There have been many experiments to show that humans (and animals) love to attach explanations to what they observe. This is how they manage to navigate through the world. And this is how superstitions arise. The most famous experiment in this genre is where pigeons were given food at random times, which lead to each of the pigeons picking up superstitions. For example, one would rotate it's head in a particular way when it wanted food, as it had experienced such an action leading to food being delivered before.

Superstitions are essentially behaviours that we expect to lead to some consequences where we assume a causal relationship when there isn't actually one. Thus, we knock on wood when someone compliments us, or stop in our tracks when a black cat crosses our path.

Dealing with data leads to a lot of superstitions as well.

I've seen conclusions being drawn at companies where certain observed consequences are simply being explained after the fact and being treated as 'validated with data'.

We only validate something with data when we hypothesize first, design an experiment to test it and then collect and analyze the data coming out of that experiment.
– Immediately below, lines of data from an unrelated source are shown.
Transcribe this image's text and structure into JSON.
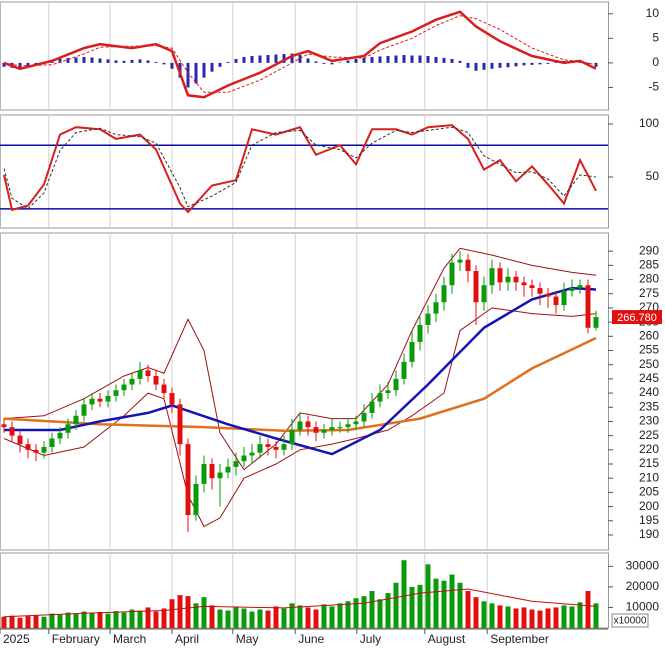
{
  "days": [
    0,
    1,
    2,
    3,
    4,
    5,
    6,
    7,
    8,
    9,
    10,
    11,
    12,
    13,
    14,
    15,
    16,
    17,
    18,
    19,
    20,
    21,
    22,
    23,
    24,
    25,
    26,
    27,
    28,
    29,
    30,
    31,
    32,
    33,
    34,
    35,
    36,
    37,
    38,
    39,
    40,
    41,
    42,
    43,
    44,
    45,
    46,
    47,
    48,
    49,
    50,
    51,
    52,
    53,
    54,
    55,
    56,
    57,
    58,
    59,
    60,
    61,
    62,
    63,
    64,
    65,
    66,
    67,
    68,
    69,
    70,
    71,
    72,
    73,
    74
  ],
  "xaxis": {
    "xlim": [
      -0.5,
      75.5
    ],
    "xticks": [
      {
        "value": -0.5,
        "label": "2025"
      },
      {
        "value": 5.6,
        "label": "February"
      },
      {
        "value": 13.25,
        "label": "March"
      },
      {
        "value": 21,
        "label": "April"
      },
      {
        "value": 28.6,
        "label": "May"
      },
      {
        "value": 36.4,
        "label": "June"
      },
      {
        "value": 44.1,
        "label": "July"
      },
      {
        "value": 52.6,
        "label": "August"
      },
      {
        "value": 60.4,
        "label": "September"
      }
    ]
  },
  "chart_data": [
    {
      "type": "macd",
      "ylim": [
        -9.6,
        12.4
      ],
      "yticks": [
        10,
        5,
        0,
        -5
      ],
      "histogram": {
        "color": "#2a2aa8",
        "values": [
          -0.8,
          -1,
          -1.1,
          -0.9,
          -0.5,
          -0.2,
          0.4,
          0.8,
          1,
          1.1,
          1.2,
          1.1,
          0.9,
          0.7,
          0.5,
          0.4,
          0.6,
          0.7,
          0.5,
          0.2,
          -0.3,
          -1.2,
          -3,
          -5,
          -4.2,
          -3,
          -1.8,
          -0.8,
          0.2,
          0.8,
          1.2,
          1.4,
          1.5,
          1.6,
          1.7,
          1.8,
          1.9,
          1.6,
          0.9,
          0.3,
          -0.2,
          -0.3,
          0.1,
          0.5,
          0.8,
          1,
          1.2,
          1.3,
          1.4,
          1.5,
          1.6,
          1.5,
          1.5,
          1.4,
          1.2,
          1,
          0.8,
          0.4,
          -1,
          -1.6,
          -1.4,
          -1.2,
          -1,
          -0.9,
          -0.7,
          -0.5,
          -0.4,
          -0.3,
          -0.2,
          0.2,
          0.4,
          0.5,
          0.2,
          -0.4,
          -0.8
        ]
      },
      "lines": [
        {
          "color": "#d81e1e",
          "width": 2.5,
          "dash": false,
          "x": [
            0,
            2,
            6,
            10,
            12,
            16,
            19,
            21,
            23,
            25,
            28,
            32,
            36,
            38,
            41,
            45,
            47,
            51,
            54,
            57,
            59,
            62,
            66,
            70,
            72,
            74
          ],
          "values": [
            0,
            -1.2,
            0.4,
            3,
            3.8,
            3,
            3.8,
            2.4,
            -6.6,
            -7,
            -4.6,
            -2,
            1.4,
            2.4,
            0.4,
            1.4,
            4,
            6.4,
            8.8,
            10.4,
            7.4,
            4.4,
            1.4,
            0,
            0.4,
            -1.2
          ]
        },
        {
          "color": "#d81e1e",
          "width": 1,
          "dash": true,
          "x": [
            0,
            2,
            6,
            10,
            12,
            16,
            19,
            21,
            23,
            25,
            28,
            32,
            36,
            38,
            41,
            45,
            47,
            51,
            54,
            57,
            59,
            62,
            66,
            70,
            72,
            74
          ],
          "values": [
            0,
            -0.6,
            -0.4,
            1.8,
            3.2,
            3.4,
            3.5,
            3,
            -2,
            -6,
            -6,
            -3.5,
            0,
            1.8,
            1.2,
            1,
            2.6,
            5,
            7.6,
            9.6,
            9,
            6.8,
            3,
            0.6,
            0.3,
            -0.4
          ]
        }
      ]
    },
    {
      "type": "oscillator",
      "ylim": [
        1.9,
        108.5
      ],
      "yticks": [
        100,
        50
      ],
      "levels": [
        80,
        20
      ],
      "level_color": "#0a0aa8",
      "lines": [
        {
          "color": "#d81e1e",
          "width": 2,
          "dash": false,
          "x": [
            0,
            1,
            3,
            5,
            7,
            9,
            12,
            14,
            17,
            19,
            22,
            23,
            26,
            29,
            31,
            34,
            37,
            39,
            42,
            44,
            46,
            49,
            51,
            53,
            56,
            58,
            60,
            62,
            64,
            66,
            68,
            70,
            72,
            74
          ],
          "values": [
            52,
            19,
            23,
            43,
            90,
            97,
            95,
            86,
            90,
            76,
            25,
            17,
            42,
            47,
            95,
            90,
            97,
            71,
            80,
            62,
            95,
            95,
            90,
            97,
            99,
            86,
            57,
            66,
            46,
            60,
            43,
            25,
            66,
            37
          ]
        },
        {
          "color": "#333333",
          "width": 1,
          "dash": true,
          "x": [
            0,
            1,
            3,
            5,
            7,
            9,
            12,
            14,
            17,
            19,
            22,
            23,
            26,
            29,
            31,
            34,
            37,
            39,
            42,
            44,
            46,
            49,
            51,
            53,
            56,
            58,
            60,
            62,
            64,
            66,
            68,
            70,
            72,
            74
          ],
          "values": [
            58,
            30,
            20,
            35,
            75,
            92,
            96,
            90,
            88,
            82,
            40,
            22,
            32,
            45,
            80,
            92,
            94,
            80,
            76,
            68,
            82,
            94,
            92,
            94,
            97,
            92,
            70,
            62,
            54,
            55,
            48,
            32,
            52,
            50
          ]
        }
      ]
    },
    {
      "type": "candlestick",
      "ylim": [
        184.7,
        296.4
      ],
      "yticks": [
        290,
        285,
        280,
        275,
        270,
        265,
        260,
        255,
        250,
        245,
        240,
        235,
        230,
        225,
        220,
        215,
        210,
        205,
        200,
        195,
        190
      ],
      "up_color": "#0a9a0a",
      "down_color": "#e01010",
      "open": [
        229,
        228,
        225,
        222,
        220,
        219,
        221,
        224,
        226,
        229,
        232,
        236,
        238,
        237,
        239,
        241,
        243,
        245,
        248,
        246,
        243,
        240,
        236,
        222,
        197,
        208,
        215,
        210,
        212,
        214,
        216,
        218,
        219,
        222,
        221,
        220,
        222,
        227,
        230,
        228,
        226,
        227,
        228,
        228,
        229,
        230,
        233,
        237,
        240,
        241,
        245,
        251,
        258,
        264,
        268,
        272,
        278,
        286,
        287,
        283,
        272,
        278,
        284,
        279,
        281,
        279,
        278,
        277,
        275,
        274,
        271,
        276,
        277,
        278,
        263
      ],
      "high": [
        231,
        230,
        227,
        224,
        222,
        223,
        226,
        228,
        231,
        234,
        238,
        240,
        240,
        241,
        243,
        245,
        247,
        251,
        250,
        248,
        245,
        242,
        238,
        224,
        211,
        218,
        217,
        215,
        217,
        219,
        221,
        222,
        225,
        224,
        223,
        225,
        231,
        233,
        232,
        230,
        229,
        231,
        230,
        231,
        232,
        236,
        240,
        243,
        244,
        248,
        254,
        262,
        267,
        271,
        275,
        281,
        289,
        290,
        289,
        285,
        281,
        287,
        286,
        284,
        283,
        281,
        280,
        279,
        277,
        276,
        279,
        280,
        280,
        280,
        269
      ],
      "low": [
        226,
        223,
        219,
        217,
        216,
        217,
        219,
        222,
        224,
        227,
        230,
        234,
        235,
        235,
        237,
        239,
        241,
        243,
        244,
        241,
        238,
        233,
        218,
        191,
        195,
        205,
        206,
        200,
        210,
        211,
        214,
        215,
        217,
        218,
        217,
        218,
        220,
        225,
        225,
        223,
        224,
        225,
        226,
        226,
        227,
        228,
        231,
        235,
        238,
        239,
        243,
        249,
        255,
        261,
        265,
        269,
        275,
        283,
        279,
        264,
        269,
        275,
        276,
        276,
        276,
        274,
        274,
        271,
        270,
        268,
        269,
        274,
        275,
        261,
        262
      ],
      "close": [
        228,
        225,
        222,
        220,
        219,
        221,
        224,
        226,
        229,
        232,
        236,
        238,
        237,
        239,
        241,
        243,
        245,
        248,
        246,
        243,
        240,
        236,
        222,
        197,
        208,
        215,
        210,
        212,
        214,
        216,
        218,
        219,
        222,
        221,
        220,
        222,
        227,
        230,
        228,
        226,
        227,
        228,
        228,
        229,
        230,
        233,
        237,
        240,
        241,
        245,
        251,
        258,
        264,
        268,
        272,
        278,
        286,
        287,
        283,
        272,
        278,
        284,
        279,
        281,
        279,
        278,
        277,
        275,
        274,
        271,
        276,
        277,
        278,
        263,
        266.78
      ],
      "last": {
        "value": 266.78,
        "label": "266.780"
      },
      "lines": [
        {
          "color": "#a01010",
          "width": 1,
          "dash": false,
          "x": [
            0,
            5,
            10,
            15,
            18,
            20,
            23,
            25,
            27,
            30,
            34,
            37,
            41,
            44,
            48,
            51,
            55,
            57,
            61,
            66,
            71,
            74
          ],
          "values": [
            231,
            232,
            238,
            246,
            249,
            247,
            266,
            255,
            226,
            213,
            222,
            233,
            231,
            231,
            243,
            262,
            284,
            291,
            288.6,
            285,
            282.5,
            281.5
          ]
        },
        {
          "color": "#a01010",
          "width": 1,
          "dash": false,
          "x": [
            0,
            5,
            10,
            15,
            18,
            20,
            23,
            25,
            27,
            30,
            34,
            37,
            41,
            44,
            48,
            51,
            55,
            57,
            61,
            66,
            71,
            74
          ],
          "values": [
            224,
            218,
            221,
            232,
            240,
            238,
            204,
            193,
            196,
            210,
            215,
            220,
            222,
            224,
            227,
            232,
            240,
            262,
            270,
            268,
            267,
            268
          ]
        },
        {
          "color": "#e07020",
          "width": 2.5,
          "dash": false,
          "x": [
            0,
            12,
            25,
            35,
            43,
            52,
            60,
            66,
            70,
            74
          ],
          "values": [
            231,
            229,
            228,
            226.7,
            227,
            231,
            238,
            248.7,
            254,
            259.4
          ]
        },
        {
          "color": "#1414b4",
          "width": 2.5,
          "dash": false,
          "x": [
            0,
            7,
            12,
            18,
            21,
            28,
            34,
            41,
            47,
            53,
            60,
            66,
            71,
            74
          ],
          "values": [
            227,
            227,
            230,
            233,
            235.6,
            229,
            224,
            218.5,
            227,
            243,
            263,
            273,
            277,
            276.5
          ]
        }
      ]
    },
    {
      "type": "volume",
      "ylim": [
        0,
        36500
      ],
      "yticks": [
        30000,
        20000,
        10000
      ],
      "unit_label": "x10000",
      "values": [
        5500,
        6000,
        5000,
        5800,
        6200,
        5500,
        7000,
        6500,
        7500,
        7000,
        8000,
        7200,
        7800,
        7000,
        8200,
        7500,
        9000,
        8500,
        10000,
        8000,
        9500,
        14000,
        16000,
        15500,
        12000,
        15000,
        11000,
        9000,
        8500,
        10000,
        9500,
        8000,
        9000,
        8500,
        10500,
        9500,
        12000,
        11000,
        10000,
        9000,
        11500,
        10500,
        12000,
        13000,
        14500,
        15500,
        18000,
        14000,
        17000,
        22000,
        33000,
        20000,
        21000,
        31000,
        24000,
        23000,
        26000,
        22000,
        18000,
        15000,
        13000,
        12000,
        11000,
        10500,
        9500,
        10000,
        9000,
        8500,
        9500,
        10000,
        11000,
        10500,
        12500,
        18000,
        12000
      ],
      "lines": [
        {
          "color": "#c01010",
          "width": 1,
          "dash": false,
          "x": [
            0,
            10,
            20,
            25,
            35,
            45,
            52,
            58,
            66,
            74
          ],
          "values": [
            5500,
            7200,
            8500,
            10500,
            9800,
            12000,
            17000,
            19000,
            13000,
            10500
          ]
        }
      ]
    }
  ]
}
When we explain consequences after the fact with collected data, we are merely drawing hypotheses.

And yet, I've seen smart people confusing the two, making presentations and defining their future product strategy this way.

In product management and in life, if we fail to cut through the noise and scientifically arrive at causal relationships, we might simply be hacking away at the noise and thinking that we are being data-driven when we will only be data-driven in air quotes.